Assignment 9, Character-Based Evolutionary Tree Reconstruction

Due Date: 11:59pm, June 22 (Sun), 2025

 

Purpose
  • Practice of understanding the small parsimony problem
  • Practice of implementing the character-based evolutionary tree reconstruction algorithm

Description
Write a python code to implement Fitch algorithm as a character-based evolutionary tree reconstruction algorithm to solve the small parsimony problem. Your python script should take the input file and output file names as command-line arguments, read 2^n DNA sequences (where n >= 1) in a FASTA format from the input file, implement the Fitch algorithm to find optimal sequences for internal nodes of an evolutionary tree, print the sequences for all nodes in the evolutionary tree to the output file, and print the parsimony score to screen. Please assign the DNA sequences in the input file to the leaf nodes of the evolutionary tree from left to right.
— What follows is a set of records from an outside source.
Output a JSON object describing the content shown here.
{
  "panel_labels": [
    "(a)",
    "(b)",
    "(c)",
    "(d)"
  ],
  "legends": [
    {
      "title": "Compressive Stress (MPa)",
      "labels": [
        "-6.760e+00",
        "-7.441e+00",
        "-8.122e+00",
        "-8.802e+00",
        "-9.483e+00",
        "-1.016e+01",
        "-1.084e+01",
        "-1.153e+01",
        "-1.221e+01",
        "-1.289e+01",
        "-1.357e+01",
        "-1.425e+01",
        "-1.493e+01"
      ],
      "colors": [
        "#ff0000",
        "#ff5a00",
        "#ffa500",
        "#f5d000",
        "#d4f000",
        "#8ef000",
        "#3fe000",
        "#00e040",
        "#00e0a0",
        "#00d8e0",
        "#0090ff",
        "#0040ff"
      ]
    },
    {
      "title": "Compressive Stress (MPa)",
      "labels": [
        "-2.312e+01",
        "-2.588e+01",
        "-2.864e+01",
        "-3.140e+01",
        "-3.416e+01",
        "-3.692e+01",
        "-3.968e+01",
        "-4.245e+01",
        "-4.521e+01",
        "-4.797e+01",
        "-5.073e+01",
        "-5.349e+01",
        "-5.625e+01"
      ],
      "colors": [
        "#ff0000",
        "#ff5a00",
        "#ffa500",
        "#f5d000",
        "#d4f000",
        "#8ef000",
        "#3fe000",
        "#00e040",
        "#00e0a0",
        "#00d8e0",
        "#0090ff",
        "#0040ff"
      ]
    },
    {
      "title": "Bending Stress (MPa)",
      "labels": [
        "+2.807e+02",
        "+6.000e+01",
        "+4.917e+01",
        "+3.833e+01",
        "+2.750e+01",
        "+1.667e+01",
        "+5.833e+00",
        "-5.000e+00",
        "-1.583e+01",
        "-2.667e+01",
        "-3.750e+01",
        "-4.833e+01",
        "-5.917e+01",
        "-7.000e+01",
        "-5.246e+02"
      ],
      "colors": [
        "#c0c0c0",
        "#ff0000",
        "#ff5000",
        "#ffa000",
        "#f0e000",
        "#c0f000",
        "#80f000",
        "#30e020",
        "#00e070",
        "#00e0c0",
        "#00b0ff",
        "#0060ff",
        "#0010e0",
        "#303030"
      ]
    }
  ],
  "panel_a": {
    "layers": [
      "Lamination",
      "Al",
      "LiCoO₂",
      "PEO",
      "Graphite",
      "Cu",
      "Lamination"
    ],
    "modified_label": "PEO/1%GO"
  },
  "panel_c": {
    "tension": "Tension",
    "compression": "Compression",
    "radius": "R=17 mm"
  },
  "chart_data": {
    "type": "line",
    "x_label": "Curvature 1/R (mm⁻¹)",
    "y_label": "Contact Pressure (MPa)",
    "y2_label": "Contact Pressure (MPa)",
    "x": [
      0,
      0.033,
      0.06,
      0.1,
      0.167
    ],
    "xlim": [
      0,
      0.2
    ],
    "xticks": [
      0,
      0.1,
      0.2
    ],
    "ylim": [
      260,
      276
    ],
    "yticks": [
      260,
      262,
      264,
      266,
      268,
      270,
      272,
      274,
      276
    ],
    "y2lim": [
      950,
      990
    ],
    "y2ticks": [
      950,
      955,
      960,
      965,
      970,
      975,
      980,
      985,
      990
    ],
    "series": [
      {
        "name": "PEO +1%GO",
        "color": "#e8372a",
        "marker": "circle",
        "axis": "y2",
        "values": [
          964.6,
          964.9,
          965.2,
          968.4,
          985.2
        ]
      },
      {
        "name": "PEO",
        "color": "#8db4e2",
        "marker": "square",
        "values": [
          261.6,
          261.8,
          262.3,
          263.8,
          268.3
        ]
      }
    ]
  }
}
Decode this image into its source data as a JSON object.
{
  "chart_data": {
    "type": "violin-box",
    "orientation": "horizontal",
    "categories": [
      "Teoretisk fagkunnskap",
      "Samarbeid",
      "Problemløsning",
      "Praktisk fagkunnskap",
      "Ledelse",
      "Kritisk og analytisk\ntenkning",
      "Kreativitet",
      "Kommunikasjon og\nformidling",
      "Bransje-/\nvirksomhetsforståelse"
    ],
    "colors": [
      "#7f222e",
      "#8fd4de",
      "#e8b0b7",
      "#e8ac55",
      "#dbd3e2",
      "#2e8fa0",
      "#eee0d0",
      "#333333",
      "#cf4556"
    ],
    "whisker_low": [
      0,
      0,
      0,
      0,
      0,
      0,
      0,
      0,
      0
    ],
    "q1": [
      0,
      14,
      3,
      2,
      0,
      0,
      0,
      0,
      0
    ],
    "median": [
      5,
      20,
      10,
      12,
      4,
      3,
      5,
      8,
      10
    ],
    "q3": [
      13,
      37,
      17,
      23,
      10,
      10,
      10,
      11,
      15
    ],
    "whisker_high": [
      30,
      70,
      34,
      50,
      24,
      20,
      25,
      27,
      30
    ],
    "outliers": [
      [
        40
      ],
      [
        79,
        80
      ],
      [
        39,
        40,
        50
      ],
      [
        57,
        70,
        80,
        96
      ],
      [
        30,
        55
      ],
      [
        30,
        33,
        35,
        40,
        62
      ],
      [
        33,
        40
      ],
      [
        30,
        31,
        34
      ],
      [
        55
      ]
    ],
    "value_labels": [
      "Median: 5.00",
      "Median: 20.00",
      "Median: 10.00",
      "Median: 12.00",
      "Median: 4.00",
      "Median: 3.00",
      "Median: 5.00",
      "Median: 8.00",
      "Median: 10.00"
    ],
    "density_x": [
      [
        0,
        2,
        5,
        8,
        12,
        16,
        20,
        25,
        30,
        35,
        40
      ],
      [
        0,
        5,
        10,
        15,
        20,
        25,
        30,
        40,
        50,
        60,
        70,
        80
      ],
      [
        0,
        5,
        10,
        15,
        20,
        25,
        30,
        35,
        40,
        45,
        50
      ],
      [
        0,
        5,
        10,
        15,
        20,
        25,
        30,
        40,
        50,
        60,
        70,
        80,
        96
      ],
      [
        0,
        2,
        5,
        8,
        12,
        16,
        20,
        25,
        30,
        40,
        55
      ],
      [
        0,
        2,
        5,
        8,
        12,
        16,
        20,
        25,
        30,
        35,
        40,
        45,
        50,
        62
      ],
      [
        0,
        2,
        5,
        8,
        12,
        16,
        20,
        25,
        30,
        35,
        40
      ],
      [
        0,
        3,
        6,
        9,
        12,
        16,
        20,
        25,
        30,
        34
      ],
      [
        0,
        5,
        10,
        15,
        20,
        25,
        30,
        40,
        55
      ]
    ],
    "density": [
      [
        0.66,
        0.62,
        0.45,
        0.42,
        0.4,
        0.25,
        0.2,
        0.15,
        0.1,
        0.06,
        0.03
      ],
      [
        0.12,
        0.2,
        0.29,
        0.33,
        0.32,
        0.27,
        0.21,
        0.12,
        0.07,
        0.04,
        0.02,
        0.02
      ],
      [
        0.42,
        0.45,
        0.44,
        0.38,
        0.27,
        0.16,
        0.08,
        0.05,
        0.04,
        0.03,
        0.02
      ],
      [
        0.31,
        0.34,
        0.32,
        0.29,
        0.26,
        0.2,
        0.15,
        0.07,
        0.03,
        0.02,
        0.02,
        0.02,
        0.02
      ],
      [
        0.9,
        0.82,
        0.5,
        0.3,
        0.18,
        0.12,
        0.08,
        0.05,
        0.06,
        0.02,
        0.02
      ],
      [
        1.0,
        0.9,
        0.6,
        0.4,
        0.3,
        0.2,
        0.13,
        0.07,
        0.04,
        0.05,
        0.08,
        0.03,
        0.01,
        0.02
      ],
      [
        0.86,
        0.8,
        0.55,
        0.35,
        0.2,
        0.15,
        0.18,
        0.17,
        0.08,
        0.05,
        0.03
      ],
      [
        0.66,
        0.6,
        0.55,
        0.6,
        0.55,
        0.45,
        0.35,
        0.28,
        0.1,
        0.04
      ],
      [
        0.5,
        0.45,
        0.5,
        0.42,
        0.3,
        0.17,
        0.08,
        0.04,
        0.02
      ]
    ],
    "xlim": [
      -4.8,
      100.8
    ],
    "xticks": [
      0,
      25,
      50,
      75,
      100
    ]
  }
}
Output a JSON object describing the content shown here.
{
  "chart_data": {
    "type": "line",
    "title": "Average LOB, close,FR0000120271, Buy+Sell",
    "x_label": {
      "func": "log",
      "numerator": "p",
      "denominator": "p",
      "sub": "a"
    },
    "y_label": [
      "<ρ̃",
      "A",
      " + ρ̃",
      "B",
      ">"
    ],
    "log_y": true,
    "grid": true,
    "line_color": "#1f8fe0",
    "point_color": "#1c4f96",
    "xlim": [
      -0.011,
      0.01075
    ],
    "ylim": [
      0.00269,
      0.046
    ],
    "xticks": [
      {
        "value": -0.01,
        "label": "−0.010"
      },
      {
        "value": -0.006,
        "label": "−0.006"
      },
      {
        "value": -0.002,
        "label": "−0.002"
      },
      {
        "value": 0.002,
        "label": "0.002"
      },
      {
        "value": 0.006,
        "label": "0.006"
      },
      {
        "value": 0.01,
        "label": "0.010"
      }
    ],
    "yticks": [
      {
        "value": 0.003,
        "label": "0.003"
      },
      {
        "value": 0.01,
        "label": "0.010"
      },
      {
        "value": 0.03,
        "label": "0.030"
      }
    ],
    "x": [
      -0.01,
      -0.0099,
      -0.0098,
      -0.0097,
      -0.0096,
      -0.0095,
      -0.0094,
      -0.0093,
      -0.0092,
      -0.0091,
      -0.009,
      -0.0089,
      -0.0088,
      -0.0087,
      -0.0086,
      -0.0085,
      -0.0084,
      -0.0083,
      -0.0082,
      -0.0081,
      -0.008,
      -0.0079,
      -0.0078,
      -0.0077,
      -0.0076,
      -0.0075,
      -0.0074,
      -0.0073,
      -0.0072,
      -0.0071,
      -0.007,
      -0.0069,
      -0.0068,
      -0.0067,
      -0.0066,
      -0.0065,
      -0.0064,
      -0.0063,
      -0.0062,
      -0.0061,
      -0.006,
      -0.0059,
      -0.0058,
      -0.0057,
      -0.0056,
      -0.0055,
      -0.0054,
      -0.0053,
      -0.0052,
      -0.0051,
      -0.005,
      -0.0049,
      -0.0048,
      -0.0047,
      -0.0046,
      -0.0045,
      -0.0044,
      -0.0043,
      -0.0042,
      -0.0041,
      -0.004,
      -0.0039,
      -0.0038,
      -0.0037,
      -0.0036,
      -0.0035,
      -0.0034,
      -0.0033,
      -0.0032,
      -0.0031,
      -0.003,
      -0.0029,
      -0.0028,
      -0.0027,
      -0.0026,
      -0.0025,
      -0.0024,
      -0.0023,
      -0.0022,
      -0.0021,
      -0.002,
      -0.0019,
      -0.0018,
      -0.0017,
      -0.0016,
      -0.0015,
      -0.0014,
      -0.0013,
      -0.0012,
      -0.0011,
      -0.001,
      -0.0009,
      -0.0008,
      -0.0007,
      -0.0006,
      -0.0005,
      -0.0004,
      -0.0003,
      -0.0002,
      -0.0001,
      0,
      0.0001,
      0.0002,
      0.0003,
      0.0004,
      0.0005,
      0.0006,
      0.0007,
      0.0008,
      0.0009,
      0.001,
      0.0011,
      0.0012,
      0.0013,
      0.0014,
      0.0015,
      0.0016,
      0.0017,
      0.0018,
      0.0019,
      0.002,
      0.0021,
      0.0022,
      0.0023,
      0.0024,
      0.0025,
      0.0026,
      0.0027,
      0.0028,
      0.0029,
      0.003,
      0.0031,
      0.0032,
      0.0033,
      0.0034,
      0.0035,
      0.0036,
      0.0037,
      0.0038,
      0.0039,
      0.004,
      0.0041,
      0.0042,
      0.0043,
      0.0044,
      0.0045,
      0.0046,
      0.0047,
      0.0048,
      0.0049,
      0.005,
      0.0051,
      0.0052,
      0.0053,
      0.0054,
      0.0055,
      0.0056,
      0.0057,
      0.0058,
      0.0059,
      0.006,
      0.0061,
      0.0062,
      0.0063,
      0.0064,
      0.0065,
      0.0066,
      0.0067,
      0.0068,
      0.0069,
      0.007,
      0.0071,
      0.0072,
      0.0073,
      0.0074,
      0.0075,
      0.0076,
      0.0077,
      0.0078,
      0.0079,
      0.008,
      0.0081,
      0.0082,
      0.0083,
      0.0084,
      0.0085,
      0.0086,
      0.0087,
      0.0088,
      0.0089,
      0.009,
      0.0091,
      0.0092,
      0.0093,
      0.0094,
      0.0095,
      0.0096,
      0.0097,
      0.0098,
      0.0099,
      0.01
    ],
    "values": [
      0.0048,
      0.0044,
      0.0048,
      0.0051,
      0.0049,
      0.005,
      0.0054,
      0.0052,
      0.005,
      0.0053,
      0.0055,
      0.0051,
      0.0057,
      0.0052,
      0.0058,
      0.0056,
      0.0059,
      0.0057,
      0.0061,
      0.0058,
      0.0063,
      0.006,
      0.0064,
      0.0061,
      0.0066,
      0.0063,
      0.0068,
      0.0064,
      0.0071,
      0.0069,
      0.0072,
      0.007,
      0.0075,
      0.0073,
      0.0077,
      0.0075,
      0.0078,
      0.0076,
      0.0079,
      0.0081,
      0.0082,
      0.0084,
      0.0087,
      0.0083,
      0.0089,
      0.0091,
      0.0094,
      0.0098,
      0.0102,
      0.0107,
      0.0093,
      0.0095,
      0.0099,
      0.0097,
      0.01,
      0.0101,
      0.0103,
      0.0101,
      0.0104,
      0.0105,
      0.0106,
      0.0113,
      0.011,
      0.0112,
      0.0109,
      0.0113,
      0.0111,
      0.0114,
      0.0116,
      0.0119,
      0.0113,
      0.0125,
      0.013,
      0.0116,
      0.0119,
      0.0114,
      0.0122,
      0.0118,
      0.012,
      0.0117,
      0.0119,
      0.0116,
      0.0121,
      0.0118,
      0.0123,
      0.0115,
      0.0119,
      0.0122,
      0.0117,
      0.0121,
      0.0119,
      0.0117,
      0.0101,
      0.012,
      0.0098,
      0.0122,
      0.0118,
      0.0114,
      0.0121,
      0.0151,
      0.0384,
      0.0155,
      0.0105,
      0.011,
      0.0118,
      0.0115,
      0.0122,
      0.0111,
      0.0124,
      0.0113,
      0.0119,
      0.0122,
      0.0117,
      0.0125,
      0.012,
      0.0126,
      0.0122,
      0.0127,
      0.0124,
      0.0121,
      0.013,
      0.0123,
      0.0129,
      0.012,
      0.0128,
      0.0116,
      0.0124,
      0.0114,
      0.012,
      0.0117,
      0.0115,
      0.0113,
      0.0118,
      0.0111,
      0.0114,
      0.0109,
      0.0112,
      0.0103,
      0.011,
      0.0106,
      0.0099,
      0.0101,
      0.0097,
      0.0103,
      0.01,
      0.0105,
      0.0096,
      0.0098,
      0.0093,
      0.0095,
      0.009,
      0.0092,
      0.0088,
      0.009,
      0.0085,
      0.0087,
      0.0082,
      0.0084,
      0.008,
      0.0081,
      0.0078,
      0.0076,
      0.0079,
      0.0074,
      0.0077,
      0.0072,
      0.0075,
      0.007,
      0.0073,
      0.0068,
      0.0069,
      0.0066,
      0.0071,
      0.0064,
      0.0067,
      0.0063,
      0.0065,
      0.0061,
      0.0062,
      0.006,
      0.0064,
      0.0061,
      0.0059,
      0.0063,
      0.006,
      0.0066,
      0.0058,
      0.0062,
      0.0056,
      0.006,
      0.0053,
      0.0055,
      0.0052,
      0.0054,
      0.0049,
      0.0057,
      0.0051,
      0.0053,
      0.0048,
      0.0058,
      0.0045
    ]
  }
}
Please assume all input DNA sequences have the same length. Please print the sequences of all nodes of the evolutionary tree (including leaf nodes), from left to right and top-down, to the output file.

Submission
Submit your python code "Assignment9.py" via LearnUs.

Note
  • The input sequence is case-insensitive.
  • If the input file in a command-line argument does not exist, then print "No input file".
  • If the input file has nothing, then print "No DNA sequence".
  • If any sequence in the input file is not a DNA sequence, then print "No DNA sequence".
  • If any sequence in the input file does not follow the fasta format, then print "No correct format".
  • If the input file does not contain 2^n sequences, then print "Incorrect number of sequences".
  • If the sequences in the input file have different length, then print "Incorrect length of sequences".
  • Please print the sequence of each node per line.